Radio frequency (RF) power amplifiers (PA) typically constitute a core of RF systems such as front-end modules (FEM) that provide up-converted signal transmission over the air in wireless telecommunications by amplifying a signal supplied by a radio and fed to an antenna. Typically, the antenna has a 50 Ohm impedance at the transmit frequency. Within the FEM, the power amplifier is required to be matched to the antenna impedance, (e.g. 50 Ohm). In order to deliver a required RF power to the antenna, the PA has to be presented with correct load impedance. The transformation of the antenna impedance to the necessary PA load impedance is typically done using passive components, such as capacitors and inductors, monolithically integrated or in discrete form as will be addressed later in this specification. The output impedance transformation network, in addition to the impedance matching, is also required to perform a filtering function to reduce out-of-band spurious signals, whose levels are guided by Federal Communications Commission (FCC) regulations. Typically, a filter is incorporated to enhance spurious signal suppression. The total loss of the network is the combination of the losses experienced by the PA and the filter plus the loss due to the impedance transformation network.
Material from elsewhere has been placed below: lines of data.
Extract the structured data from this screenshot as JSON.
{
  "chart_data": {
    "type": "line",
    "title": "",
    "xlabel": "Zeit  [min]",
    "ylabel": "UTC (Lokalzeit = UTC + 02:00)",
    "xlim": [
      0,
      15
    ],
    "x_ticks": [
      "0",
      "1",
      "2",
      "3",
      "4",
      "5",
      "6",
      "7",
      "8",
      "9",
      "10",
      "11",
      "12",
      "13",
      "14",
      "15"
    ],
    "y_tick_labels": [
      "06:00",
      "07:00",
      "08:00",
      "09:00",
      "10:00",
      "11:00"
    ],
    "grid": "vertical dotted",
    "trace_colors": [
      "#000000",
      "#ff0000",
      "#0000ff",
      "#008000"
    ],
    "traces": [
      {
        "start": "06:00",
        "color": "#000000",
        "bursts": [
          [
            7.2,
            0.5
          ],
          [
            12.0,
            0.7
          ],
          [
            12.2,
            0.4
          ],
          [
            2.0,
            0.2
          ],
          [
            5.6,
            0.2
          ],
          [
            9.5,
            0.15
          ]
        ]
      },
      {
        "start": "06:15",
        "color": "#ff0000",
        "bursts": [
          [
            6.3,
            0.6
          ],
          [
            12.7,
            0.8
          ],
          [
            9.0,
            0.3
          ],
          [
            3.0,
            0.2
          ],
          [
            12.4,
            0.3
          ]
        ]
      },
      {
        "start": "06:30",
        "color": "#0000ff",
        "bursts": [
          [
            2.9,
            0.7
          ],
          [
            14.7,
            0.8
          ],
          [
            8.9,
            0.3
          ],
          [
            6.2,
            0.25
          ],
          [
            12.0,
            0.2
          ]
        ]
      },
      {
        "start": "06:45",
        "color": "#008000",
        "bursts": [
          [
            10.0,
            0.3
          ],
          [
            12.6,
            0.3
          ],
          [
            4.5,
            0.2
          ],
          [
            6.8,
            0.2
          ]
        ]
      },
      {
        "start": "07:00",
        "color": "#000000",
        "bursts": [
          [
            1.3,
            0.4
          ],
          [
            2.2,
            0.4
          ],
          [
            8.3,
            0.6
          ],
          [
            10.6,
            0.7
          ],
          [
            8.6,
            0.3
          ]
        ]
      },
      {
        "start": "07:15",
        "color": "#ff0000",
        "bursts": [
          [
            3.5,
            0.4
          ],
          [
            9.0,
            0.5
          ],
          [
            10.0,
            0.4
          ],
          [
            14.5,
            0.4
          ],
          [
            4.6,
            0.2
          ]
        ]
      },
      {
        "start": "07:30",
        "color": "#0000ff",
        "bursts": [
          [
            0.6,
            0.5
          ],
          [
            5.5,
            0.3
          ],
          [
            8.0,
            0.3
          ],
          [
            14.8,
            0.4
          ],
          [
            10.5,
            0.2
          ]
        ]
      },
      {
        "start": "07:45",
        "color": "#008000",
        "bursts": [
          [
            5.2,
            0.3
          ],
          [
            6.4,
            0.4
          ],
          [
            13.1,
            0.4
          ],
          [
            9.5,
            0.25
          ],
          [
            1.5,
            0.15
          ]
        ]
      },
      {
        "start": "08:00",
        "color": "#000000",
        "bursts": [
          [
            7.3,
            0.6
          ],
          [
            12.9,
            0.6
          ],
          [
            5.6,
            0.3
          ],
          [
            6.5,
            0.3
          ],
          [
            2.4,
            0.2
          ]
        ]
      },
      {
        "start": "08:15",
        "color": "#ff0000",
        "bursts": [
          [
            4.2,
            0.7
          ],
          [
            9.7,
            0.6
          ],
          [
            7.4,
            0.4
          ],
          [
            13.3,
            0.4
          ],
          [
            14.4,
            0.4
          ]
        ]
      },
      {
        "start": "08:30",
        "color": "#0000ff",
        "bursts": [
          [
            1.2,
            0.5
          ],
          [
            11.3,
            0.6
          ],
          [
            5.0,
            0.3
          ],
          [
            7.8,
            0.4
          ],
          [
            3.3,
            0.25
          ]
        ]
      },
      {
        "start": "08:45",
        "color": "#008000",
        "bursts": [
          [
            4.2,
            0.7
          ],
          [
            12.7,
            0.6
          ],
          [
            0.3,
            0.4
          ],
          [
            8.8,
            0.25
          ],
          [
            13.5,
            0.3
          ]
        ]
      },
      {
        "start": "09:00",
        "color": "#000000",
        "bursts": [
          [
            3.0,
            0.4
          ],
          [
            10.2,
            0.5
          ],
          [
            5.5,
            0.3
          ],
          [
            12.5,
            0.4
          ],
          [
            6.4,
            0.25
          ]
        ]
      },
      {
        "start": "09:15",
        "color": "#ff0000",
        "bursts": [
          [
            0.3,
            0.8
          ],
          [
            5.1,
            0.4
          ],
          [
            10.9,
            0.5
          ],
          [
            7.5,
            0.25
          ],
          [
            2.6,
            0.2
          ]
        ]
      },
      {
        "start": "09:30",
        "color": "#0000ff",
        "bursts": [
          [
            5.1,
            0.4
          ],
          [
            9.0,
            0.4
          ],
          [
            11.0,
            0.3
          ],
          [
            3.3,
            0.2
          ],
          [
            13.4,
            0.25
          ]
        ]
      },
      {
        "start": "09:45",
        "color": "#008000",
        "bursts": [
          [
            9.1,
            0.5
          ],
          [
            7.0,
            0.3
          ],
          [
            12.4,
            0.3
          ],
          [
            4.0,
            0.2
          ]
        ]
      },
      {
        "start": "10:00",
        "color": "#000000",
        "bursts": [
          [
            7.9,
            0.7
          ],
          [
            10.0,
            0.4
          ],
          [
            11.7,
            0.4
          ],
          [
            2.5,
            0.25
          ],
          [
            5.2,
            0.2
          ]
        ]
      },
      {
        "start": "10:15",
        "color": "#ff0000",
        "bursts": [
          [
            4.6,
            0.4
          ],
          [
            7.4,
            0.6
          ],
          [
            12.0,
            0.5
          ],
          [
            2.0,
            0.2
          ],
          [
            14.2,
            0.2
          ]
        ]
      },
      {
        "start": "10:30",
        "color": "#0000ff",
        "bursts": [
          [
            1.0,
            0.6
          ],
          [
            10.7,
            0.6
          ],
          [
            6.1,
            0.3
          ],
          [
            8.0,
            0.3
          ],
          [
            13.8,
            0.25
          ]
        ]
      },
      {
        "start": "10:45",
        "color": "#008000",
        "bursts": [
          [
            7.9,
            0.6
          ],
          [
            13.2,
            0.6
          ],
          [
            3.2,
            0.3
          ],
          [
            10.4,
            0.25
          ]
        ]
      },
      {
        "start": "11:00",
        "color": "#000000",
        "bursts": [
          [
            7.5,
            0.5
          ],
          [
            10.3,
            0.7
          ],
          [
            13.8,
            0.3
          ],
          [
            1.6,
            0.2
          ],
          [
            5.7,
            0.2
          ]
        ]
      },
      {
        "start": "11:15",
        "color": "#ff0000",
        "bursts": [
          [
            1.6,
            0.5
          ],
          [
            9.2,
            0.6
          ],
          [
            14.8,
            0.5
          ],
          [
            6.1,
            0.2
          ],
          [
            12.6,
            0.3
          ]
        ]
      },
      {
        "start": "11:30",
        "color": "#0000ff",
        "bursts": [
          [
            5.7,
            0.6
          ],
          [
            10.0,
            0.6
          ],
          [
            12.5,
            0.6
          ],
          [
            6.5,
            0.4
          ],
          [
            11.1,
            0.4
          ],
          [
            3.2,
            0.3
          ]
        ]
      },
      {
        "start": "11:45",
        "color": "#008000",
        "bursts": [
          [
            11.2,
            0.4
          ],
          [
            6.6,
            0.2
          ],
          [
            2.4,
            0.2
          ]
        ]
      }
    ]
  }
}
Total post PA loss inside the FEM adversely affects the DC power consumption, and thus the Power
Added Efficiency (PAE).
There is a need for an FEM that lowers the overall post PA output loss by 1 dB-1.5 dB, improves DC power consumption by 20-40%. provides robust (temperature and process stable) out-of-band signal filtering, achieves lower system operating temperature, and achieves a smaller overall FEM size.